By wrapping these elements together, QArray allows quantized tensors to be
passed around and manipulated seamlessly, ensuring that the quantization
context is preserved throughout the computation graph.
- class qwix.QArray(qvalue: Array, scale: Array, zero_point: Array | None = None, qtype: str | type[Any] | dtype | SupportsDType = None)[source]#
A quantized array implementation with subchannel support.
- The following conditions hold:
qvalue.shape == original.shape
len(scale.shape) == len(original.shape)
len(scale.shape) == len(zero_point.shape)
To enable subchannel quantization, scale and zero_point can be “generic broadcasted” to original.shape, which means
all(o % s == 0 for o, s in zip(original.shape, scale.shape))
- original ≈ (qvalue - zero_point) * generic_broadcast(
scale, original.shape)
- qvalue#
The quantized value.
- Type:
jax.Array
- scale#
The scale used to quantize the value.
- Type:
jax.Array
- zero_point#
The quantization value that represents the exact floating-point value 0, or None if in symmetric quantization.
- Type:
jax.Array | None
- qtype#
The logical type of the qvalue, which could be different from the dtype used for storage in qvalue. If None, the qvalue’s dtype will be used as the logical type.
- Type:
str | type[Any] | numpy.dtype | jax._src.typing.SupportsDType
- property T#
- astype(dtype: str | type[Any] | dtype | SupportsDType) QArray[source]#
Cast the dequant type to the given dtype.
- property dtype#
- property mT#
- property ndim#
- replace(**updates)#
Returns a new object replacing the specified fields with new values.
- property scale_tile_shape: tuple[int, ...]#
Returns the tile shape for the scale values.
- property shape#
- property zero_point_tile_shape: tuple[int, ...] | None#
Returns the tile shape for the zero point values.
- qwix.quantize(array: Array, qtype: str | type[Any] | dtype | SupportsDType, *, channelwise_axes: Collection[int] = (), tiled_axes: Mapping[int, int | float] | None = None, calibration_method: str = 'absmax', scale_dtype: str | type[Any] | dtype | SupportsDType | None = None) QArray[source]#
Quantize a Jax Array into QArray using a dynamic range.
This function exists as a public API to avoid constructing a HowToQuantize.
- Parameters:
array – The array to quantize.
qtype – The logical type of the quantized value, e.g. jnp.int8, jnp.int4, jnp.float8_e4m3fn, “nf4”, etc.
channelwise_axes – Channelwise axes have individual scales. This has the same effect as setting their tile sizes to 1 in tiled_axes.
tiled_axes – Tiled axes have blockwise scales, aka subchannel quantization. The value is a mapping from the tiled axis to the tile size. If the tile size is a float, it will be interpreted as “1 / tile_count” and the actual tile size will be round(axis_size * tile_size).

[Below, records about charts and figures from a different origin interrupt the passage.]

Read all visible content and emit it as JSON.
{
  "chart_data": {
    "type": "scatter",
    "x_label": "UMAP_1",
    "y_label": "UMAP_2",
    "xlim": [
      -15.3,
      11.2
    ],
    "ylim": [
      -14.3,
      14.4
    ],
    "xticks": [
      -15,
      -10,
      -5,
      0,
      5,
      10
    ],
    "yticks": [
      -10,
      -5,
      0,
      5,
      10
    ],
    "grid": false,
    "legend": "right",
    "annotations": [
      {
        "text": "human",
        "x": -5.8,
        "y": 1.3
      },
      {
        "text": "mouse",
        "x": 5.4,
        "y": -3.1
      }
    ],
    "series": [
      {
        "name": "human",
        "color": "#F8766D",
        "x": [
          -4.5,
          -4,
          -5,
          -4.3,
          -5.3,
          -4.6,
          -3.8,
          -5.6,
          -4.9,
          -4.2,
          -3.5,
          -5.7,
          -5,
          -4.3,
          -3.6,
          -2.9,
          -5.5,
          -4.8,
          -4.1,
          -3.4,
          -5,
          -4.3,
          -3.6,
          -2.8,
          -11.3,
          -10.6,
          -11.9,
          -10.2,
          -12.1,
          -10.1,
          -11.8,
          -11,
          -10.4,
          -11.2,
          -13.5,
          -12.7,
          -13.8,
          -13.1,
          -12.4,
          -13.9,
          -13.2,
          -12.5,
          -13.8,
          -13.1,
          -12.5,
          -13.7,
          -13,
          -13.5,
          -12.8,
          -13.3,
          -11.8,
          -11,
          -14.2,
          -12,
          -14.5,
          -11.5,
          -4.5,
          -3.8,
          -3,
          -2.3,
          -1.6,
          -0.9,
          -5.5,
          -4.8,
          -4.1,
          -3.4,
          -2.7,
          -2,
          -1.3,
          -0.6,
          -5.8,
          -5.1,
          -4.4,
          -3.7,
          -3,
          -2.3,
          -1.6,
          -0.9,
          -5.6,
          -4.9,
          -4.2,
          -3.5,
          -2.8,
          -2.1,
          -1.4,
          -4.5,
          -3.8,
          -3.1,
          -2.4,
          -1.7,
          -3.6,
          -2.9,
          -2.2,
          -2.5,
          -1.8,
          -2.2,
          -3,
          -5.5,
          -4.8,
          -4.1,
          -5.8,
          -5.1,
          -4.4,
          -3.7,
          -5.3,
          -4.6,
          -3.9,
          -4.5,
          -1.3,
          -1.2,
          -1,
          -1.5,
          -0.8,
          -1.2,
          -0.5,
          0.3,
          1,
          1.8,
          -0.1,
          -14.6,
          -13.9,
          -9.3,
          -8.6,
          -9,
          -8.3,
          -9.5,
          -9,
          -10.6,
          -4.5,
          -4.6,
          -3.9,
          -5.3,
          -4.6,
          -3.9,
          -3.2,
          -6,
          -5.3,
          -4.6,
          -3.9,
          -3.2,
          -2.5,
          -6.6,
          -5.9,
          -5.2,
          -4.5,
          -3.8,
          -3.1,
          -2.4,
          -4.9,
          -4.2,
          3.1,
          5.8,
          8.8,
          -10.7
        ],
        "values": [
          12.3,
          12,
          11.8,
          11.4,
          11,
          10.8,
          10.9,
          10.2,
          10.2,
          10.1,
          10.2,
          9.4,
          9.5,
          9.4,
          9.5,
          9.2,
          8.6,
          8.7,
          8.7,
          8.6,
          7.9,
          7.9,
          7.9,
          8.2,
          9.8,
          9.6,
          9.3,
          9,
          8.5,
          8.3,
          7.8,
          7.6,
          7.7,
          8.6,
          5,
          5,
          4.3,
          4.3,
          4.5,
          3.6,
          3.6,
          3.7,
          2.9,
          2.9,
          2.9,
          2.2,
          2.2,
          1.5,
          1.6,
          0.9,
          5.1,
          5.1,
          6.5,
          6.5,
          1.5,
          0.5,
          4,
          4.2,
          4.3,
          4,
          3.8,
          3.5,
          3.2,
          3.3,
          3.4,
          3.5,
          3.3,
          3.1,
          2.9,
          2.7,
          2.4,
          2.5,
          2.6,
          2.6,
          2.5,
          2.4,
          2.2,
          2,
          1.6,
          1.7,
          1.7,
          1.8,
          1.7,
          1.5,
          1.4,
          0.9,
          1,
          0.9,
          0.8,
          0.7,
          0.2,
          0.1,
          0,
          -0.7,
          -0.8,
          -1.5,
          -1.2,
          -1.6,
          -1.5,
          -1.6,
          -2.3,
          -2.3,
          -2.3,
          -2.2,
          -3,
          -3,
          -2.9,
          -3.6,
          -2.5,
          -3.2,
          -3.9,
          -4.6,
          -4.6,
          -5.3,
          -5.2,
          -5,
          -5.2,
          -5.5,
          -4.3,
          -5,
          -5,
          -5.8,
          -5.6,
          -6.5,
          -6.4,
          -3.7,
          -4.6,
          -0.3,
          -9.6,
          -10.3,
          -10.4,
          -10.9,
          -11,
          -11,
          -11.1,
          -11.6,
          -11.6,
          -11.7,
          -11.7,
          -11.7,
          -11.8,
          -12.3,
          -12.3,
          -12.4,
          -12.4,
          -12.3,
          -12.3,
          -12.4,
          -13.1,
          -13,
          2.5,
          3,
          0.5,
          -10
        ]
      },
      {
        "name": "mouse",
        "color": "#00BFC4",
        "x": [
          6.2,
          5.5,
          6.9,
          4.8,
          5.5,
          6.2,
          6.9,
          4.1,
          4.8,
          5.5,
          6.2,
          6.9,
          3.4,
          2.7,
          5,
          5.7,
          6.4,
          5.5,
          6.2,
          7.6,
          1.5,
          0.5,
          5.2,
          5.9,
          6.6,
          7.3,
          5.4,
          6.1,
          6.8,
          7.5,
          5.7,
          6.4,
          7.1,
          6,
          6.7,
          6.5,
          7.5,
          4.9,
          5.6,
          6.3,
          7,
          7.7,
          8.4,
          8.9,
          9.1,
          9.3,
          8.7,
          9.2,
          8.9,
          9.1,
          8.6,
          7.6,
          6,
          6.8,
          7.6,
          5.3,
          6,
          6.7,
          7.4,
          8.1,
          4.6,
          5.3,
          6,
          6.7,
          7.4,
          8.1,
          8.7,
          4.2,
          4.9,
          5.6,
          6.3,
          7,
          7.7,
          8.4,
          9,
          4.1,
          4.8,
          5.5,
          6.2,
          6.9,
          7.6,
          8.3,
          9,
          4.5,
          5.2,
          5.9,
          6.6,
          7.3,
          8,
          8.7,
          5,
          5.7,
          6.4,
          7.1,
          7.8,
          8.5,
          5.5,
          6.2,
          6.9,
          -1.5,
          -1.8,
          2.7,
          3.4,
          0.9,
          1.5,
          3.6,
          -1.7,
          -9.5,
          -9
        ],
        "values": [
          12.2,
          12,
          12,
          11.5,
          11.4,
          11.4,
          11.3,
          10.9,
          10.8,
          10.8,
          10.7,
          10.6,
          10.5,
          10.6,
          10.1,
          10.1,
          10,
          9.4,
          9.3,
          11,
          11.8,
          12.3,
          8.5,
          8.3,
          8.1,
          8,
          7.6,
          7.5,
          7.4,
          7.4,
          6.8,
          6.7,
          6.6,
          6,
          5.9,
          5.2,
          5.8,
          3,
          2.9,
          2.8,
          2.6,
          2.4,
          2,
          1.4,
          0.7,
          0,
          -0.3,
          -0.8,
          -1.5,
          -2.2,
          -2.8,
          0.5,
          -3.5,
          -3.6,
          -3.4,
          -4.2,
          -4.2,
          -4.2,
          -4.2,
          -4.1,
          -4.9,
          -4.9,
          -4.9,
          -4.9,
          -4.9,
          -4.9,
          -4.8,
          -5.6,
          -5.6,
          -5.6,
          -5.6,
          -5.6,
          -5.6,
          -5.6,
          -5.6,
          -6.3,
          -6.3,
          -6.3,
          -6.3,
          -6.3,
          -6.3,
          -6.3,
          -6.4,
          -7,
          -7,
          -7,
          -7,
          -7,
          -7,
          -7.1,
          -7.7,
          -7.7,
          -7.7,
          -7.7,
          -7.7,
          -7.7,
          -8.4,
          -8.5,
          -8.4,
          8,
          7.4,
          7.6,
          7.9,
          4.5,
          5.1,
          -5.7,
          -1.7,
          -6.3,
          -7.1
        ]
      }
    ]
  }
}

calibration_method – The calibration method to use. The format is “<method>[,<args>]”, e.g. “absmax” or “fixed,-10,10”.
scale_dtype – The dtype of the scale. If not given, the dtype will be the same as the array’s dtype. Note that the scale’s dtype decides the dequantized array’s dtype.
- Returns:
The quantized array.
- qwix.dequantize(array: QArray) Array[source]#
Dequantizes an array. The reverse of |quantize|.
- Parameters:
array – The quantized array to dequantize.
- Returns:
The dequantized array, whose dtype is the same as the scale’s dtype.